In economics, people always have expectations for prices and value of goods. Often these expectations provide a benchmark for comparison of prices and determining the state of a given market. The economic value of a commodity, therefore, when expressed in terms of fixed currency value, is what we refer to as nominal value. The nominal value is sort of static, and may not incorporate, or even put into consideration some important aspects of economics and general price changes in the market. Usually the nominal value is considered an estimation rather that a representation of the real value of an economic quantity. In order to get a more accurate value of the market, the nominal value is used against other price determinants. The most prominent such determinant is usually inflation. Since the effects of inflation are not considered in a nominal analysis, it is important that in a real value economics, it should be put into consideration. Therefore, to determine the real value of a commodity or a market, the rate of inflation is subtracted from the nominal value of the economic factor being measured. The real value is much more accurate than the normal value, although that is not to say that the nominal value is any less important at all. Indeed, it would be difficult to do any credible economic analysis without first having tentative values.

The use of real and nominal values is prominent in economics, and it is inevitable that anyone involved in economics at any given level will have to come across these terms at one point or another. One good example of how real and nominal values co-relate is in calculating interest rates. Interest rates are a common feature in economics, but there is a difference between real rates and nominal rates. More likely than not ,when people talk about interest rates, they are referring to nominal interest rates, rather than real interest rates- unless of course they sate that they are talking about the later.

Here is a typical case scenario: When I buy stocks for $200 at the start of the year, and I sell them at the end of the year and earn $210, we say that I have earned an interest of 5%. This is my nominal interest rate. However, inflation needs to be factored in order to get the real value of my interest rate.
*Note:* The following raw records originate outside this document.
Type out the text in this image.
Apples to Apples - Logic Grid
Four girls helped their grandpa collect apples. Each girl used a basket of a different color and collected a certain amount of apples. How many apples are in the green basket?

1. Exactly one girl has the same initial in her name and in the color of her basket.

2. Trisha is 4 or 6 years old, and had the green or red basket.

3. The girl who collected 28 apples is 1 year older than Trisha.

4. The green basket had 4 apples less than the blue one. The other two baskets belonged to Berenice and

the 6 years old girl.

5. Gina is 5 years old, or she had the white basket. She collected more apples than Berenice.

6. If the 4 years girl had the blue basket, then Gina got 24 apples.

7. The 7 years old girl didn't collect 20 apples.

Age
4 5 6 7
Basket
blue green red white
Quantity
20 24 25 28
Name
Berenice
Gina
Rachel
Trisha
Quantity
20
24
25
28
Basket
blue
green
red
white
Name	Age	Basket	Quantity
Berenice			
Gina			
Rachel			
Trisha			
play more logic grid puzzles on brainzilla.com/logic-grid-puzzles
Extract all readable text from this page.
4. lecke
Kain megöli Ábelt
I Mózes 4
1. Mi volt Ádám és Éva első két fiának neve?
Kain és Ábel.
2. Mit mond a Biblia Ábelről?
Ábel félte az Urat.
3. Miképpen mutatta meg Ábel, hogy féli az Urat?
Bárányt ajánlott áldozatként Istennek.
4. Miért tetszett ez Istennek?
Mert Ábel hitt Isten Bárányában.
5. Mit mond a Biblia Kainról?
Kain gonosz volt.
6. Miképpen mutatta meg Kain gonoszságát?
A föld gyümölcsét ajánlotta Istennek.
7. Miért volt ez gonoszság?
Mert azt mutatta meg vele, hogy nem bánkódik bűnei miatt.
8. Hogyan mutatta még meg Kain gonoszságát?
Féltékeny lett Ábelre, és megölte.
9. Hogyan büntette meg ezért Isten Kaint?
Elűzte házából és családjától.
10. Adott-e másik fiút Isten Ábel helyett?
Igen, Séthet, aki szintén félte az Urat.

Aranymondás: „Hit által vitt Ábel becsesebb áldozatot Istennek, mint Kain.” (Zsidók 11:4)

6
Since, for example, in that year the inflation rate was 3%, it means that if I was to buy goods for $200 at the start of the year, I would have to buy the same goods for $206 at the end of that year. The effect of inflation means that the real value of my interest is much less, because of reduced purchasing power as a result of inflation. Therefore to get the real value of what I have earned, I would have to subtract the inflation rate from the nominal interest rate. In this case therefore, the real interest rate is 2%, which reflects the real value of my stocks.